Chapter 7 Bankruptcy: An Overview
Chapter Seven of the U.S. Bankruptcy code allows debtors to petition a bankruptcy court to discharge, or cancel, much of their debts. This form of bankruptcy is available to individuals as well as certain types of business entities, including partnerships and corporations.
In order to qualify for Chapter Seven, individuals must meet a “means test.” Those wishing to file Chapter 7 must issue a statement of their income for the previous six months immediately before filing the bankruptcy petition. In addition, individuals must provide a statement of their monthly expenses and other assets they own.
In most cases, the bankruptcy trustee will look at the person’s income and determine whether those debts should be completely discharged, or whether the individual has some ability to repay creditors. If the individual can repay some of the debt, the trustee might require that person to convert to a Chapter 13 bankruptcy.
However, if the trustee determines that the individual’s income is such that he cannot repay his debts, the trustee will then review the debtor’s assets and determine what should be sold in order to pay some portion of the debt owed to creditors. In many cases, debtors will have to sell their homes and move to less expensive housing.
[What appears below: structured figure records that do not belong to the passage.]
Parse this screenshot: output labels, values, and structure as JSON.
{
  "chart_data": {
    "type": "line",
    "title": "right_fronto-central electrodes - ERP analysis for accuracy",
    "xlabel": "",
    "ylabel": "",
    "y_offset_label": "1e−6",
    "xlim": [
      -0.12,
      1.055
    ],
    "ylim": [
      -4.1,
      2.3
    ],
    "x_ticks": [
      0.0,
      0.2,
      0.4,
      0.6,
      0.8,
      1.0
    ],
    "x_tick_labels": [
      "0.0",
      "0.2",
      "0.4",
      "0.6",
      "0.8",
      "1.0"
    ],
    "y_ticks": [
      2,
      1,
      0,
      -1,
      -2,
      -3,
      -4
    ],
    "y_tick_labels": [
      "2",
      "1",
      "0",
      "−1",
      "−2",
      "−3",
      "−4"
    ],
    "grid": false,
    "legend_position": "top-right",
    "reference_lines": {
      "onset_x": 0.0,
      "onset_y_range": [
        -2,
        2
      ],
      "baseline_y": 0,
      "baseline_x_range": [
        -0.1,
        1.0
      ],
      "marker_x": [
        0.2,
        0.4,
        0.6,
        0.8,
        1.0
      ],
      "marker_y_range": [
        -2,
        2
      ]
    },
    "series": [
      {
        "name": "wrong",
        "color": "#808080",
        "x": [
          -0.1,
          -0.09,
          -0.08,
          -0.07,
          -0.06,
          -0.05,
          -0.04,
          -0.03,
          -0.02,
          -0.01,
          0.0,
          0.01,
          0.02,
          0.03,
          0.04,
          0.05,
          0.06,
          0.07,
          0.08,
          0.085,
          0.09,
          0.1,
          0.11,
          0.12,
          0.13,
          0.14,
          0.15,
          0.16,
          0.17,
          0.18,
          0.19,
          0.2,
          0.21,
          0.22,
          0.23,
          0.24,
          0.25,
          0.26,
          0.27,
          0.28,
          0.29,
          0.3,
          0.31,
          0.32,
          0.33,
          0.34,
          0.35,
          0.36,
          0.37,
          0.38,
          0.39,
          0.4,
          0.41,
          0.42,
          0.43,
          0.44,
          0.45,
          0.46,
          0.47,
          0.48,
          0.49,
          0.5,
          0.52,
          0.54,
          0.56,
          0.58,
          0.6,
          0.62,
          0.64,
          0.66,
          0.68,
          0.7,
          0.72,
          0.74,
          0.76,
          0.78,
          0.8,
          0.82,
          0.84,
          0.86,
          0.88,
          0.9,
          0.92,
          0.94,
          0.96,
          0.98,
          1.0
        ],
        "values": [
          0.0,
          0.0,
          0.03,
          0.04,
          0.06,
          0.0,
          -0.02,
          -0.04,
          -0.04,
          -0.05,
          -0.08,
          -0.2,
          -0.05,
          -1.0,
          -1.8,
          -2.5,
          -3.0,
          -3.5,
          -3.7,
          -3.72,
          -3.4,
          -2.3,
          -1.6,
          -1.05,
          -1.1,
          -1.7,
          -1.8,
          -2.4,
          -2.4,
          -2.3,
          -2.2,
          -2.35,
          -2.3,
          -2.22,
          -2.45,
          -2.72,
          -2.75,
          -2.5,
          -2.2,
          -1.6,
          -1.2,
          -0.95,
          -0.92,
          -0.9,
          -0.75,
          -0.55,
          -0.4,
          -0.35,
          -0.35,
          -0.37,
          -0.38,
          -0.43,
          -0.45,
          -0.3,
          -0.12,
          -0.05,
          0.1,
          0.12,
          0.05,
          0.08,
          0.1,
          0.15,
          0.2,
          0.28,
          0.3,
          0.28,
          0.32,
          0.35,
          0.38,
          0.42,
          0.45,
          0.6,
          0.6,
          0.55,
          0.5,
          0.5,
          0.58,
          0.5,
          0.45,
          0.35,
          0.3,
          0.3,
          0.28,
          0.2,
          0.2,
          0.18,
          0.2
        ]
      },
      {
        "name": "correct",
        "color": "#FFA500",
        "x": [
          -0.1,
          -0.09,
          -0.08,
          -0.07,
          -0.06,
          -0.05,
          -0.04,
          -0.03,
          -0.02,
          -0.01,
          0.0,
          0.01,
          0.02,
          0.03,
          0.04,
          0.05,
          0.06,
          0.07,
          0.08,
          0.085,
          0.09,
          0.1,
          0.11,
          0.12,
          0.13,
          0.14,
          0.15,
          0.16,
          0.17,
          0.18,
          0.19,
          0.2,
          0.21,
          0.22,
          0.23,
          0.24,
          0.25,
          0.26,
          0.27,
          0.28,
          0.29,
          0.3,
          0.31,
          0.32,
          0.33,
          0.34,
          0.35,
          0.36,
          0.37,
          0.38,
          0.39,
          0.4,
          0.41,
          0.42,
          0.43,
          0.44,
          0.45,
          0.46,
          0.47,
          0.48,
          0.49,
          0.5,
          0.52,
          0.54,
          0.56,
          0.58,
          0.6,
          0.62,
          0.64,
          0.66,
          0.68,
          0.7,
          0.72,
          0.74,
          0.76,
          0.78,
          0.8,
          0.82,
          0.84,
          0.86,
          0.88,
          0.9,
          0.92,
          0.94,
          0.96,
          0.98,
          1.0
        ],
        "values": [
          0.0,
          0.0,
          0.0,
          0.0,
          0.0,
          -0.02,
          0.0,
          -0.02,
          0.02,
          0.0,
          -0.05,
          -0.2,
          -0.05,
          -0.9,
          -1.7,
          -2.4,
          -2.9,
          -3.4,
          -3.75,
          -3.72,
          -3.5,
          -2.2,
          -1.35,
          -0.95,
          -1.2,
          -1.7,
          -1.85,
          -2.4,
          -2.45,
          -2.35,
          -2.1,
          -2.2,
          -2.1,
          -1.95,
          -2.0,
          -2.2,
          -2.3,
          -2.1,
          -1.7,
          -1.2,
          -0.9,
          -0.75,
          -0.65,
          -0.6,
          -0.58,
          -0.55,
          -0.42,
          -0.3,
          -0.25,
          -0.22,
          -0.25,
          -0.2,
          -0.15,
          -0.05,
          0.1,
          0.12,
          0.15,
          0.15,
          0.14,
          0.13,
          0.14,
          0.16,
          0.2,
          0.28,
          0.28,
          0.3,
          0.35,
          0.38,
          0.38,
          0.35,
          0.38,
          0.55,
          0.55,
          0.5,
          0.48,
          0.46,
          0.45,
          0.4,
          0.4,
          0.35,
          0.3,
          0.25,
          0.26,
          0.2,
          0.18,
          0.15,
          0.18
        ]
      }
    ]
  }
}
Other assets, such as stocks and investments, cars and other valuable items may also need to be sold. However, some property is exempt from this process. For example, an older or less valuable car that is the debtor’s primary means of transportation is often exempted. In addition, most retirement savings that is kept in a qualified account such as a 401(k) or certain types of IRAs is exempted as well. Most personal property that is of little market value is generally not required to be sold.
These are merely examples of Chapter 7 federal bankruptcy exemptions. Many states have their own exemptions. In Michigan, for example, a bankruptcy petitioner can choose whether to elect federal or state exemptions. Consult with an experienced bankruptcy attorney to discuss your specific situations and what exemptions might apply.
In the end, whatever portion of the total debt that is not satisfied by the sale of assets is discharged, or wiped out, by the trustee. That means that the creditors cannot pursue the debtor for any further payment, and the filer has a fresh financial start.